According to the latest World Bank data, every one in three adults in the world are still unbanked. And almost 50% of these 1.7 billion people left outside the realms of the traditional banking system happen to be women.2 Interestingly, women also make up 80% of the first-time borrowers of microfinance credit products.3 A part of the population who are unable to obtain credit otherwise due to lack of financial independence, social norms, and more such socio-economic challenges.
The intent of the microfinance system is to provide small, sachet-sized group and individual loans (<$100 in the majority of the countries and <=$50,000 in the USA) in an effort to enable inclusive economic growth.
Though these loans follow a standardized repayment structure, the pandemic-induced financial disruption derailed all the repayment options leaving a devastating impact on the collection efficiency of lenders. As a direct result, the asset quality of MFIs across the globe witnessed a sharp deterioration.
While the 2020 disruption has been an eye-opener for the entire financial world in so many ways, for the microfinance sector, it showed the pressing need for a tech-driven collection system. Loan collection is so much more than sending borrowers timely reminders or assessing risks. Some factors always remain beyond our control. Hence, MFIs need to leverage the latest technologies in order to create an effective loan collection system that can help navigate possible defaults. Adoption of machine learning has shown remarkable impact in analyzing borrowers’ insights and identifying relevant patterns.
Machine learning, when combined with artificial intelligence, can also examine a borrower’s digital interactions to identify variables and indicate an impending financial crisis in advance. Variables such as a decrease in online transactions or no salary received in the last few months can play a significant role in assessing possible risk in an effective way. In fact, this can be more effective than a static credit score.

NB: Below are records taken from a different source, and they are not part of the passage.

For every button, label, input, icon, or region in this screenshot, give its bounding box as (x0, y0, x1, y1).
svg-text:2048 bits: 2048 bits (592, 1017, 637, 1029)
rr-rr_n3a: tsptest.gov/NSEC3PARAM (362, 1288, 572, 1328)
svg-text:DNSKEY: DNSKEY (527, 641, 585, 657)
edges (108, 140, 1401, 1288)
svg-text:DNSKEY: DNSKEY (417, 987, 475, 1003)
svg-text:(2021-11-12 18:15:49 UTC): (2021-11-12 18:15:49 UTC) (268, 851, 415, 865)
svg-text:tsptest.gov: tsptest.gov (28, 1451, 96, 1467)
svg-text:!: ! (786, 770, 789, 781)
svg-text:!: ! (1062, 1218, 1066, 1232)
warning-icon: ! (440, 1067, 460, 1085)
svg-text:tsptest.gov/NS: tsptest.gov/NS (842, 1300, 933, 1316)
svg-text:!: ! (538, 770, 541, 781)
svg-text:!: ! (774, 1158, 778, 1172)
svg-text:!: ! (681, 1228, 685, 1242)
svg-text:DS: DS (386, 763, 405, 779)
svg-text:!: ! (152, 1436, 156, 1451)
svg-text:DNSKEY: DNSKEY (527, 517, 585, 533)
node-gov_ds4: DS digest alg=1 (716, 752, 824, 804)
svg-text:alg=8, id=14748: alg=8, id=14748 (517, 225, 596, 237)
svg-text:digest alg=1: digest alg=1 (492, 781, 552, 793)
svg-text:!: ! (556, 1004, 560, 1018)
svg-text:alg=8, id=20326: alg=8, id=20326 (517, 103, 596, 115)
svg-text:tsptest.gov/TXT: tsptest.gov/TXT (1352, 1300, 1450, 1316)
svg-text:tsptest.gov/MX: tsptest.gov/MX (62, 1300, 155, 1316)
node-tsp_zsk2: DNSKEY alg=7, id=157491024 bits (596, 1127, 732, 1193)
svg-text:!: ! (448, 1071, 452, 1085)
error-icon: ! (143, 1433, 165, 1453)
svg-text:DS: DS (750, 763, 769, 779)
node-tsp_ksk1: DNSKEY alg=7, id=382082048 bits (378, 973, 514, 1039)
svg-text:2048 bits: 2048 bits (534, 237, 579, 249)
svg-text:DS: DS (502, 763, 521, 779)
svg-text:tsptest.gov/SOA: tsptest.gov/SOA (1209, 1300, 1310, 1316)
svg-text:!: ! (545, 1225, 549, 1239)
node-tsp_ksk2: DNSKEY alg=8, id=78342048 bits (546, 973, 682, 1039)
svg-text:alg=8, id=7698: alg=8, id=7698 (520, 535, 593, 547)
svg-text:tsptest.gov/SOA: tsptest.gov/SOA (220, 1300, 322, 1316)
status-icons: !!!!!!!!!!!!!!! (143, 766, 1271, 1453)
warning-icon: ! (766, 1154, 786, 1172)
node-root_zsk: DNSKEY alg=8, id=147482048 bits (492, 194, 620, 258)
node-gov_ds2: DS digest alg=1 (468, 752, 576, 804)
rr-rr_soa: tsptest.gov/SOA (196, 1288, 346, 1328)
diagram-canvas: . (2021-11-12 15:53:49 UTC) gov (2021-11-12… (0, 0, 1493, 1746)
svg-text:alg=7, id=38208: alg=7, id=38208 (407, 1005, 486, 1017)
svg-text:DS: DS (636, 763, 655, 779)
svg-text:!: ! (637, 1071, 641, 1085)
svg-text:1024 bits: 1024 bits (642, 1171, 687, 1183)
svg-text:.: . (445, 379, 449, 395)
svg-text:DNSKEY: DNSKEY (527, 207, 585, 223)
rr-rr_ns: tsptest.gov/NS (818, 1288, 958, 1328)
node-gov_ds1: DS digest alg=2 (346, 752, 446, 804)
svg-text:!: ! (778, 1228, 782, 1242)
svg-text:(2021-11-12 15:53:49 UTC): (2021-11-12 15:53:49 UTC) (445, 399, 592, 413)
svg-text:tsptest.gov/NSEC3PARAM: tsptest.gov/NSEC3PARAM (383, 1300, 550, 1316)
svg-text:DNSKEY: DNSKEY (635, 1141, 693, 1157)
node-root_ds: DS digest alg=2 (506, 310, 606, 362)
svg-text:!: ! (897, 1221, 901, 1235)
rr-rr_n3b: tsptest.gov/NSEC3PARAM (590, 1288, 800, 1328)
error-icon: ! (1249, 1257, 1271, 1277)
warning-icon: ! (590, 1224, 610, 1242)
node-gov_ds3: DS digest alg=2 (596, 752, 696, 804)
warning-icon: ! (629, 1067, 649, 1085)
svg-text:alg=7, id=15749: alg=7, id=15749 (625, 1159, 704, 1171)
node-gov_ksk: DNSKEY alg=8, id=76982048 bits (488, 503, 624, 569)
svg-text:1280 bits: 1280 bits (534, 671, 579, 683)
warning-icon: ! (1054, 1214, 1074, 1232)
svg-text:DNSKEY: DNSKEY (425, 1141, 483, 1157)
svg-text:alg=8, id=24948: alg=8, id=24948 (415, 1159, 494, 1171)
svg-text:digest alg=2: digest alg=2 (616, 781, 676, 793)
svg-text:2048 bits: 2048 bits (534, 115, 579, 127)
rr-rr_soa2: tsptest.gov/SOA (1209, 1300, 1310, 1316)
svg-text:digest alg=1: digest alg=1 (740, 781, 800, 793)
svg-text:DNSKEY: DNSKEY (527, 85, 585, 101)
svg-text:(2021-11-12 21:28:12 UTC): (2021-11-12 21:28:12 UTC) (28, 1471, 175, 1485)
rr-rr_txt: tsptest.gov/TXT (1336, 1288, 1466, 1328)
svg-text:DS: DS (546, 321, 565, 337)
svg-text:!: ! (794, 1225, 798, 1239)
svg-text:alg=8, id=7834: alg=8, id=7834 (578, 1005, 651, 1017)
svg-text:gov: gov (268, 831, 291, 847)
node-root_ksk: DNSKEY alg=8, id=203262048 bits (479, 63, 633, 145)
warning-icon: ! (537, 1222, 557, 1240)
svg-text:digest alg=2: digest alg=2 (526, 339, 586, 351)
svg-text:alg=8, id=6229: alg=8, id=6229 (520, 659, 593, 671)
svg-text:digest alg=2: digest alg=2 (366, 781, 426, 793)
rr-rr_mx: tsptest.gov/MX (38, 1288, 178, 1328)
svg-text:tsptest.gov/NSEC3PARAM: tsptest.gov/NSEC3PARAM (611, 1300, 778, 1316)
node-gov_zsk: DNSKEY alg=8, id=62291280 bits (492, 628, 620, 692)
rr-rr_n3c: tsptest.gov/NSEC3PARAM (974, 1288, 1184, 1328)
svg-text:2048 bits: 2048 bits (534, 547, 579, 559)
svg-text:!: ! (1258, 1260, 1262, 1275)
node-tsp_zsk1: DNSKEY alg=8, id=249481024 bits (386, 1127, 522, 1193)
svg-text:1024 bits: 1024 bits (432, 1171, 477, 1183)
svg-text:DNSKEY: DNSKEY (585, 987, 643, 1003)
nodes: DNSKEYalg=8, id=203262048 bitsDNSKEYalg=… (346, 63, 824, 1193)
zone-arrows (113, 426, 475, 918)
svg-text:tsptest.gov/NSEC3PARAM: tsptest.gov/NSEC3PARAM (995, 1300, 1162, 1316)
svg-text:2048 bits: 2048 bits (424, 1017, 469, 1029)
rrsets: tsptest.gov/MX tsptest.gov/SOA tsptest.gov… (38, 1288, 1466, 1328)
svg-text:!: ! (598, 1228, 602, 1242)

ML models are capable of rapidly incorporating latest data as circumstances change in the borrower’s life and determining delinquency even before that happens. This insight can help MFIs take timely measures to prevent delinquency and protect their cash flow liquidity and segment borrowers on the basis of risk factors. Accordingly, informed financial decisions can be taken such bringing down the EMIs to uphold the interests of both borrowers and lenders.
Furthermore, ML-powered tools can also recommend real-time resource allocation suggestions or alternate dates for due payments.
Machine learning combined with deep learning can evaluate an individual borrower’s credit risk performance more effectively than traditional methods that tend to use linear regression models. Machine and deep learning models offer far more accurate prediction outcomes and can model credit risk even in the absence of a credit history or a centralized database. And every time the ML-powered solution improves the quality of a decision, it automatically updates itself to serve more customers in a better way.
Intelligence of machine coupled with the understanding of a human being
As stated above, the goal of microfinance is not to leave behind but to enable and empower. The precision analysis of machine learning must be combined with the humane understanding in order to ensure these solutions serve the core purpose and not inadvertently make credit products out of reach for a majority of the population. While banks across the globe have extended their support in these uncertain times through new moratorium clauses, for borrowers who have been struggling with unemployment woes, moratorium measures fail to offer them the desired comfort.
To navigate these stressful scenarios, MFIs must invest in technologies such as artificial intelligence, machine learning, automation, and data analytics to create a collection system that’s highly efficient yet inclusive and can support MFIs in real-time decision making enabling the growth for themselves as well as billions of potential customers across the world. A primary step to achieving the same could be modernizing all static and dynamic dataflows on the cloud. This provides an in-depth overview. Collect, store, analyze, and leverage data for maximum business benefits.